Let's see if I understand your requirements:
You have two strings, which I'll call KEY
and LIMIT
. And you want to print:
At most 20 lines before a line containing KEY
, but stopping if there is a blank line.
All the lines between a line containing KEY
and the following line containing LIMIT
. (This ignores your requirement that there be no more than 100 such lines; if that's important, it's relatively straightforward to add.)

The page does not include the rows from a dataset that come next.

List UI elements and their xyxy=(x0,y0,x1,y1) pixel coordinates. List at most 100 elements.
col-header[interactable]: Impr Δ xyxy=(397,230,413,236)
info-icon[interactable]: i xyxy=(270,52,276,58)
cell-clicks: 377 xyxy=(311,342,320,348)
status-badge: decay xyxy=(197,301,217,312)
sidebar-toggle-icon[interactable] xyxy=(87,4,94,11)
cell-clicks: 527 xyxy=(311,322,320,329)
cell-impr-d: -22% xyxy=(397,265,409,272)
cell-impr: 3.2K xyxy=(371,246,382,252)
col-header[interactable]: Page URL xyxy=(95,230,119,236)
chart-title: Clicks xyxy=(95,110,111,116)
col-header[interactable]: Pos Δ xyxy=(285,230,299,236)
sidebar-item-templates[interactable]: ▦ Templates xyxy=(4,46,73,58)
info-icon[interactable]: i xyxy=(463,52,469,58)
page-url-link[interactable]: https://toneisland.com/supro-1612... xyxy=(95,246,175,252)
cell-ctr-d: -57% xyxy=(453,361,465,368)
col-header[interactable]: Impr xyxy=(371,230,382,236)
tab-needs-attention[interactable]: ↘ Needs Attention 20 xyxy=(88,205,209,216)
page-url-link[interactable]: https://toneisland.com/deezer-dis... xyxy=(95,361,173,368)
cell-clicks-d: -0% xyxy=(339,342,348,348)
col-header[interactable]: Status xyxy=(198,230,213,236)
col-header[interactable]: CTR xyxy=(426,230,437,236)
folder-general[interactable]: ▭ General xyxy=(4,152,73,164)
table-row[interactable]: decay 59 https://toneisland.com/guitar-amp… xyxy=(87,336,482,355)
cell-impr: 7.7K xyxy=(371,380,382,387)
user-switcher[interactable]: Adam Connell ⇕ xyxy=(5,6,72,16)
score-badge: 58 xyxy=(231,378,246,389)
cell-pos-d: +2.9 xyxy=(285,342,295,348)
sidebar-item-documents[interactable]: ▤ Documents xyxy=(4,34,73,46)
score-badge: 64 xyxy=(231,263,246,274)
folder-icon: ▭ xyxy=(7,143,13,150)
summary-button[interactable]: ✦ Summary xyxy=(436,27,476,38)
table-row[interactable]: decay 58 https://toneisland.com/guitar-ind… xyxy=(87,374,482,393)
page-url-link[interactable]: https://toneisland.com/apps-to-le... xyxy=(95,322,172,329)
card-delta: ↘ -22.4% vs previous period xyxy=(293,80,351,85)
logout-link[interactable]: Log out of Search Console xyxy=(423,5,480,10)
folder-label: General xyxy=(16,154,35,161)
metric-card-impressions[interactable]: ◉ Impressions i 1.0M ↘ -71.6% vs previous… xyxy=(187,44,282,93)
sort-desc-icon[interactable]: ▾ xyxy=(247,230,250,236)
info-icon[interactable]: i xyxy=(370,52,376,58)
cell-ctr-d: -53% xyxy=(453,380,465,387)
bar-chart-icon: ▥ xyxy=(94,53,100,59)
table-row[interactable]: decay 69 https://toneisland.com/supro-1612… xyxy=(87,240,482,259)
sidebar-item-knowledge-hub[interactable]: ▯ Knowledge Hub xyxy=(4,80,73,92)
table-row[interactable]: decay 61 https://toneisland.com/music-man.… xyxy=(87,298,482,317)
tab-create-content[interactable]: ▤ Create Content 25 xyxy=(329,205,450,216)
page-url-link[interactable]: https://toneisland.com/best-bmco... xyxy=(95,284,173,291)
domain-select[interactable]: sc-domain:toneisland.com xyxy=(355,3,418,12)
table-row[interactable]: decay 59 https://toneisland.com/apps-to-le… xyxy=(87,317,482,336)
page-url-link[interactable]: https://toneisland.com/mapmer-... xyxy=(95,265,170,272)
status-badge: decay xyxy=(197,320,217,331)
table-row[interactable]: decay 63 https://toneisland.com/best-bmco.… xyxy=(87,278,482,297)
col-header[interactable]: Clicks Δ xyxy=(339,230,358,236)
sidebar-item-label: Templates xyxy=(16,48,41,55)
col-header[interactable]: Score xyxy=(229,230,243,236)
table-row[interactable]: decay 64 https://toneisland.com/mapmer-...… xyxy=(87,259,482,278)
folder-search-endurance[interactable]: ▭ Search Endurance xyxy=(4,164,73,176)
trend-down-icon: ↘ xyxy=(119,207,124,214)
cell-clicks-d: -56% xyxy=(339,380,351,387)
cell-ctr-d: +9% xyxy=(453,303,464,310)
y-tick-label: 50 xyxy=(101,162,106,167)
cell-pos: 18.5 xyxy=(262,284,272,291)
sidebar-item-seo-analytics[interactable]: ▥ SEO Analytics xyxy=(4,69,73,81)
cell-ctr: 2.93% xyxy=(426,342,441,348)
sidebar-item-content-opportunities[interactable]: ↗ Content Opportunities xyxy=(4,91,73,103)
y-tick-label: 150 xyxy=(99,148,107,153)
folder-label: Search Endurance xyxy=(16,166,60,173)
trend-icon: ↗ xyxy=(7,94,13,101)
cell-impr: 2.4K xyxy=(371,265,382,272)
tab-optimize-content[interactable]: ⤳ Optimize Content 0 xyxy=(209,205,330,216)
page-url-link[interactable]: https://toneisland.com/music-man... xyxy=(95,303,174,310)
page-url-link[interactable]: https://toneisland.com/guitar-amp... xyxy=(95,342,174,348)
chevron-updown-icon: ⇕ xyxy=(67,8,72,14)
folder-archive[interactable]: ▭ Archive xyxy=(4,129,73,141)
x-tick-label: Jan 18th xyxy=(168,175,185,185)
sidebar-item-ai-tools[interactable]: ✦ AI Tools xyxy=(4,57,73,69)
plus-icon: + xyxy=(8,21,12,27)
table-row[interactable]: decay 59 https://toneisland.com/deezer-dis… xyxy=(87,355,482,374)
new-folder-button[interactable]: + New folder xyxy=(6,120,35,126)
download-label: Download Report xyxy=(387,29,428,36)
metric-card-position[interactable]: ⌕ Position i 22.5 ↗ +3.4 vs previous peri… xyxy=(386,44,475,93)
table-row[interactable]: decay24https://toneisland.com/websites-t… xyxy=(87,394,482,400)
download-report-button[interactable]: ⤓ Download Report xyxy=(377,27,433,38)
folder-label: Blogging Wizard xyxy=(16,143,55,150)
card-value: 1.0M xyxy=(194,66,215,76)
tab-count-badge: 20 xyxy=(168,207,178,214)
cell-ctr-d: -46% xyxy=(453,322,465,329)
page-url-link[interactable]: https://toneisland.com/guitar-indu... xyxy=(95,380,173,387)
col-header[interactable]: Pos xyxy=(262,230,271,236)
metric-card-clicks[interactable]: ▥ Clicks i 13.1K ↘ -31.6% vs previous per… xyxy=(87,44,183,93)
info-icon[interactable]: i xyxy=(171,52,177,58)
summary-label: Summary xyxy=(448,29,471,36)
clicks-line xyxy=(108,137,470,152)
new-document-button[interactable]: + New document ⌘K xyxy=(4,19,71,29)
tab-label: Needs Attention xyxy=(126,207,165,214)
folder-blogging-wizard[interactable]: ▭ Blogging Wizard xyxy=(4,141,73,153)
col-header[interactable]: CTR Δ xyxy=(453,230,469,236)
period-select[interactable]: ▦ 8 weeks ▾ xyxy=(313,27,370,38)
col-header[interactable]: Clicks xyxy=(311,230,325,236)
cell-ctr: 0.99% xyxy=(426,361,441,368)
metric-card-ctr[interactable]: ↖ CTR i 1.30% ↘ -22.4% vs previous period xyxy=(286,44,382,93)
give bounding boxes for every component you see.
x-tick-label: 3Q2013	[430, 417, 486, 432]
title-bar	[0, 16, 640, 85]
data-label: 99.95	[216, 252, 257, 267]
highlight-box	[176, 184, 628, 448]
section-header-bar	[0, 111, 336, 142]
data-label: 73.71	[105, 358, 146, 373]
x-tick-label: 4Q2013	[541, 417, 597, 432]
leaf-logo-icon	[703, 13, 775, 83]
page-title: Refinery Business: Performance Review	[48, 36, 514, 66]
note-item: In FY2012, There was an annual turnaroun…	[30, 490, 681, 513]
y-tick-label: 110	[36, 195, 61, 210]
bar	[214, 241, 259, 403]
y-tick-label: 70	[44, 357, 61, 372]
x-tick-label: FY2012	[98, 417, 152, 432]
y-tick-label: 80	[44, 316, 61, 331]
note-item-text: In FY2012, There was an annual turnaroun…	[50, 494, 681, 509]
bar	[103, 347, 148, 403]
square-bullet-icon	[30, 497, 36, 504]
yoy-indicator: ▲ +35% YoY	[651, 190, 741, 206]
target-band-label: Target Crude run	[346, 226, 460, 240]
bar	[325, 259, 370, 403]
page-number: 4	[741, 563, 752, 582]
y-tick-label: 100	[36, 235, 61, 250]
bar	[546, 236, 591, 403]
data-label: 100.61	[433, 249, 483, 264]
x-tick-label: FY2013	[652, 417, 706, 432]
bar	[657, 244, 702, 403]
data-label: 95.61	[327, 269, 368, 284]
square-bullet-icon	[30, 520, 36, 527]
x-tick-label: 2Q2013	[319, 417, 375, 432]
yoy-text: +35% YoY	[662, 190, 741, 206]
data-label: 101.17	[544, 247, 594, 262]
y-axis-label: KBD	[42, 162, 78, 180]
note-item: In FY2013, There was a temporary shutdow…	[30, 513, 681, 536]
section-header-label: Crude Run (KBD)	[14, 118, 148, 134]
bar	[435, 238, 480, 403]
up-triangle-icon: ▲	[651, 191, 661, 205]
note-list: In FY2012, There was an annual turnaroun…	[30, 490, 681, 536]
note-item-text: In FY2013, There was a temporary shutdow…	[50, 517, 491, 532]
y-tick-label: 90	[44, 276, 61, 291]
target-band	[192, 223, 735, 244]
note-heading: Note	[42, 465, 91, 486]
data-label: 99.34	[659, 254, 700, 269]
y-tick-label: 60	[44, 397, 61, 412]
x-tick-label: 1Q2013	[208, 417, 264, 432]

The easiest way to accomplish (1)
is to keep a circular buffer of 20 lines, and print it out when you hit key
. (2)
is trivial in either sed or awk, because you can use the two-address form to print the range.
So let's do it in awk:
#file: extract.awk
# Initialize the circular buffer
BEGIN { count = 0; }
# When we hit an empty line, clear the circular buffer
length() == 0 { count = 0; next; }
# When we hit `key`, print and clear the circular buffer
index($0, KEY) { for (i = count < 20 ? 0 : count - 20; i < count; ++i)
print buf[i % 20];
hi = 0;
}
# While we're between key and limit, print the line
index($0, KEY),index($0, LIMIT)
{ print; next; }
# Otherwise, save the line
{ buf[count++ % 20] = $0; }
In order to get that to work, we need to set the values of KEY
and LIMIT
. We can do that on the command line:
awk -v "KEY=4320101" -v "LIMIT=</eventUpdate>" -f extract.awk $FILENAME
Notes:
I used index($0, foo)
instead of the more usual /foo/
, because it avoids having to escape regex special characters, and there is nowhere in the requirements that regexen are even desired. index(haystack, needle)
returns the index of needle
in haystack
, with indices starting at 1
, or 0
if needle
is not found. Used as a true/false value, it is true of needle
is found.
next
causes processing of the current line to end. It can be quite handy, as this little program shows.